A wave of dizziness hits me so hard that black spots cloud my vision.

I’d topple face-first if Kaelith didn’t lunge, grasping my upper arm. The contact sends a jolt through the tether between us, an electric pulse of shared energy. I gasp, blinking away the sudden stars. He steadies me with far more gentleness than I expect.

“What—?” My voice breaks. “What’s happening?”

He exhales, a harsh sound that borders on a snarl. “You tried to leave.” He angles his body so I can see his own slight grimace, a tension that draws lines around his mouth. “I felt it too. We can’t stray too far from each other without suffering the consequences.”

A chill that has nothing to do with the Prazh winds seeps into me.

I recall hearing of accidental bonds in ancient purna texts—unique spells that entwine lifeforces, ensuring neither party can stray.

Some were used as punishments; others, as forced alliances in times of war.

“So if we separate,” I whisper, “we both weaken?”

He nods grimly. “Seems that way.” There’s bitterness in his gaze—he despises this just as much as I do.

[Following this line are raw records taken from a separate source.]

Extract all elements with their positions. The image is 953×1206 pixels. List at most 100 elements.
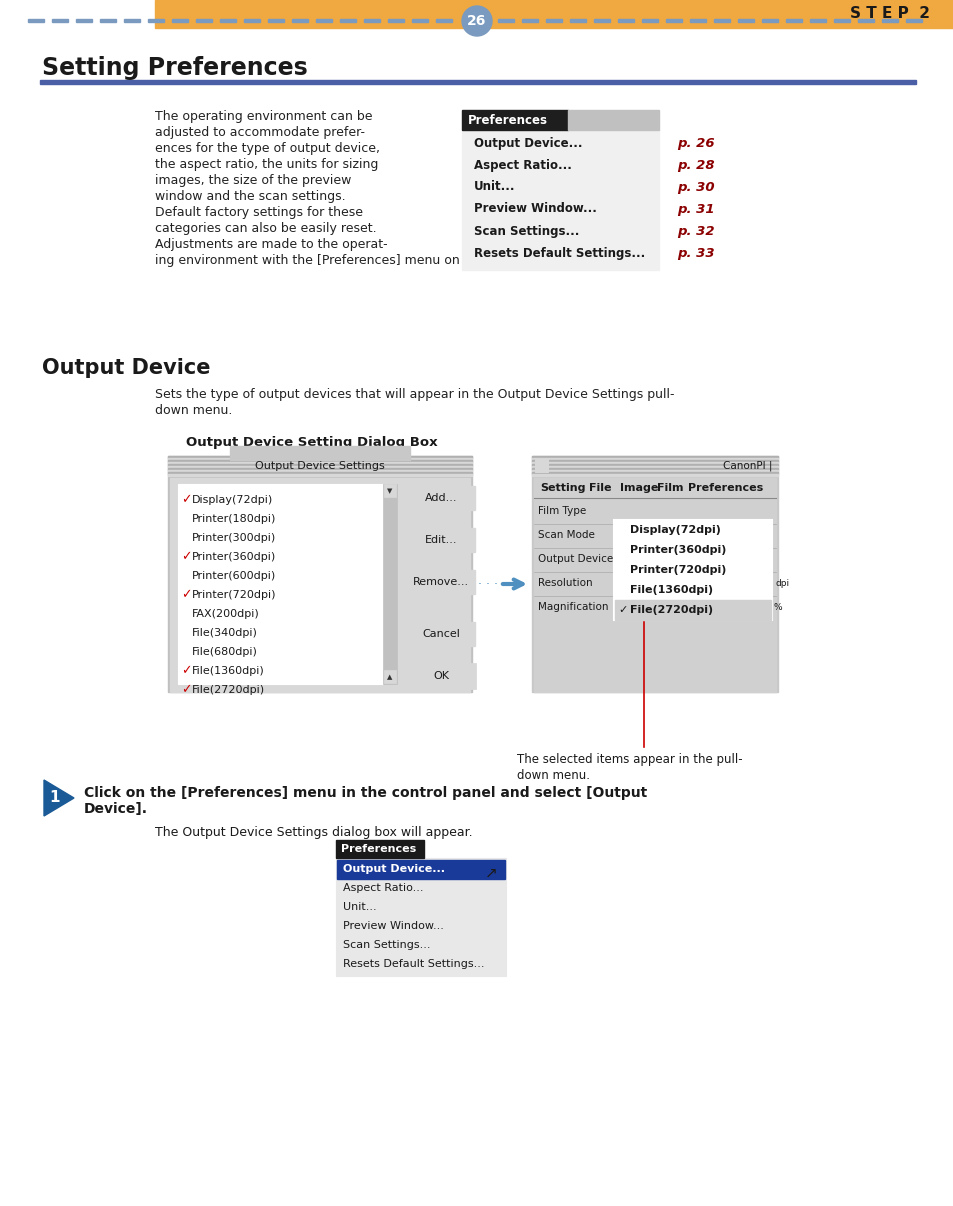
Text: Preferences: Preferences: [687, 482, 762, 493]
Bar: [168, 466, 472, 468]
Text: Printer(360dpi): Printer(360dpi): [192, 552, 276, 562]
Bar: [436, 19, 452, 22]
Text: File(1360dpi): File(1360dpi): [629, 585, 713, 595]
Bar: [28, 19, 44, 22]
Bar: [336, 860, 504, 879]
Bar: [532, 470, 778, 472]
Bar: [497, 19, 514, 22]
Bar: [168, 464, 472, 466]
Text: Sets the type of output devices that will appear in the Output Device Settings p: Sets the type of output devices that wil…: [154, 388, 674, 402]
Bar: [168, 462, 472, 464]
Text: p. 26: p. 26: [677, 136, 714, 150]
Bar: [168, 472, 472, 474]
Text: ✓: ✓: [181, 550, 192, 563]
Text: dpi: dpi: [775, 579, 789, 587]
Bar: [168, 456, 472, 458]
Text: The operating environment can be: The operating environment can be: [154, 110, 372, 123]
Text: Scan Mode: Scan Mode: [537, 529, 595, 540]
Bar: [741, 599, 769, 615]
Text: Click on the [Preferences] menu in the control panel and select [Output: Click on the [Preferences] menu in the c…: [84, 786, 646, 800]
Bar: [148, 19, 164, 22]
Text: ✓: ✓: [618, 605, 627, 615]
Bar: [532, 464, 778, 466]
Text: ✓: ✓: [181, 493, 192, 507]
Bar: [532, 458, 778, 459]
Text: ✓: ✓: [181, 665, 192, 678]
Bar: [407, 528, 475, 552]
Bar: [615, 601, 770, 620]
Text: Setting Preferences: Setting Preferences: [42, 55, 308, 80]
Text: Scan Settings...: Scan Settings...: [474, 224, 578, 238]
Text: ▼: ▼: [387, 488, 393, 494]
Bar: [268, 19, 284, 22]
Text: Film Type: Film Type: [537, 507, 586, 516]
Text: ↗: ↗: [485, 866, 497, 880]
Bar: [614, 520, 771, 620]
Bar: [532, 459, 778, 462]
Bar: [809, 19, 825, 22]
Text: Printer(300dpi): Printer(300dpi): [192, 533, 276, 543]
Text: Add...: Add...: [424, 493, 456, 503]
Bar: [407, 486, 475, 510]
Bar: [230, 446, 410, 459]
Text: down menu.: down menu.: [517, 769, 589, 781]
Bar: [195, 19, 212, 22]
Bar: [532, 468, 778, 470]
Bar: [335, 857, 505, 976]
Bar: [407, 570, 475, 595]
Text: The selected items appear in the pull-: The selected items appear in the pull-: [517, 753, 741, 766]
Text: OK: OK: [433, 671, 449, 681]
Text: ✓: ✓: [181, 684, 192, 697]
Bar: [534, 478, 775, 498]
Text: Preferences: Preferences: [340, 844, 416, 854]
Text: Setting: Setting: [539, 482, 585, 493]
Text: Output Device: Output Device: [42, 358, 211, 377]
Text: 50: 50: [749, 603, 760, 611]
Text: Adjustments are made to the operat-: Adjustments are made to the operat-: [154, 238, 387, 251]
Text: ences for the type of output device,: ences for the type of output device,: [154, 142, 379, 156]
Bar: [532, 456, 778, 692]
Bar: [168, 470, 472, 472]
Bar: [618, 19, 634, 22]
Text: 1360: 1360: [745, 579, 769, 587]
Text: p. 30: p. 30: [677, 181, 714, 193]
Bar: [713, 19, 729, 22]
Text: p. 28: p. 28: [677, 158, 714, 171]
Bar: [178, 484, 382, 684]
Text: the aspect ratio, the units for sizing: the aspect ratio, the units for sizing: [154, 158, 378, 171]
Bar: [532, 474, 778, 476]
Text: Edit...: Edit...: [424, 535, 456, 545]
Text: File(2720dpi): File(2720dpi): [192, 685, 265, 695]
Text: Film: Film: [657, 482, 683, 493]
Text: Display(72dpi): Display(72dpi): [192, 494, 273, 505]
Bar: [757, 551, 769, 567]
Text: ing environment with the [Preferences] menu on the control panel.: ing environment with the [Preferences] m…: [154, 254, 574, 267]
Text: Printer(720dpi): Printer(720dpi): [629, 564, 725, 575]
Text: Image: Image: [619, 482, 658, 493]
Bar: [532, 456, 778, 458]
Bar: [532, 466, 778, 468]
Text: Printer(180dpi): Printer(180dpi): [192, 514, 276, 523]
Text: Output Device...: Output Device...: [343, 863, 444, 874]
Bar: [168, 474, 472, 476]
Text: Output Device: Output Device: [537, 554, 613, 564]
Text: p. 33: p. 33: [677, 246, 714, 259]
Bar: [364, 19, 379, 22]
Bar: [154, 0, 953, 28]
Text: Cancel: Cancel: [421, 630, 459, 639]
Text: Preview Window...: Preview Window...: [343, 921, 443, 931]
Text: Printer(360dpi): Printer(360dpi): [629, 545, 725, 555]
Bar: [412, 19, 428, 22]
Text: Output Device Setting Dialog Box: Output Device Setting Dialog Box: [186, 437, 437, 449]
Text: · · ·: · · ·: [477, 578, 497, 591]
Text: adjusted to accommodate prefer-: adjusted to accommodate prefer-: [154, 125, 365, 139]
Text: Preferences: Preferences: [468, 113, 547, 127]
Text: Remove...: Remove...: [413, 576, 469, 587]
Bar: [857, 19, 873, 22]
Bar: [168, 468, 472, 470]
Text: categories can also be easily reset.: categories can also be easily reset.: [154, 222, 376, 235]
Text: Printer(600dpi): Printer(600dpi): [192, 570, 276, 581]
Bar: [569, 19, 585, 22]
Text: FAX(200dpi): FAX(200dpi): [192, 609, 259, 619]
Text: images, the size of the preview: images, the size of the preview: [154, 174, 351, 187]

“We discovered that last night, when you tried to distance yourself at the fire. It was mild then, so I thought it might be exhaustion. But now, it’s clear we can’t break the proximity limit.

Not without risking our own well-being.”

My mind reels, recalling the moment at the fire when I shifted a few feet to gather more twigs. I’d felt faint, and the ache in my chest had grown heavier. I assumed it was only hunger or the aftermath of the temple’s collapse. But apparently, it’s the result of this cursed tether.

“I—” I attempt to straighten, ignoring the wave of residual dizziness. His grip eases, though he stays close enough to catch me if I collapse again. “That means we’re stuck together.” My voice shakes. “At least until we find a way to undo this link.”

His jaw clenches, and I notice the muscle tighten under the faint glow of morning. “Yes,” he says tersely. “Which isn’t going to be easy.” A glimmer of guilt flickers in his eyes, as though he hates acknowledging we need each other. “But we have no choice.”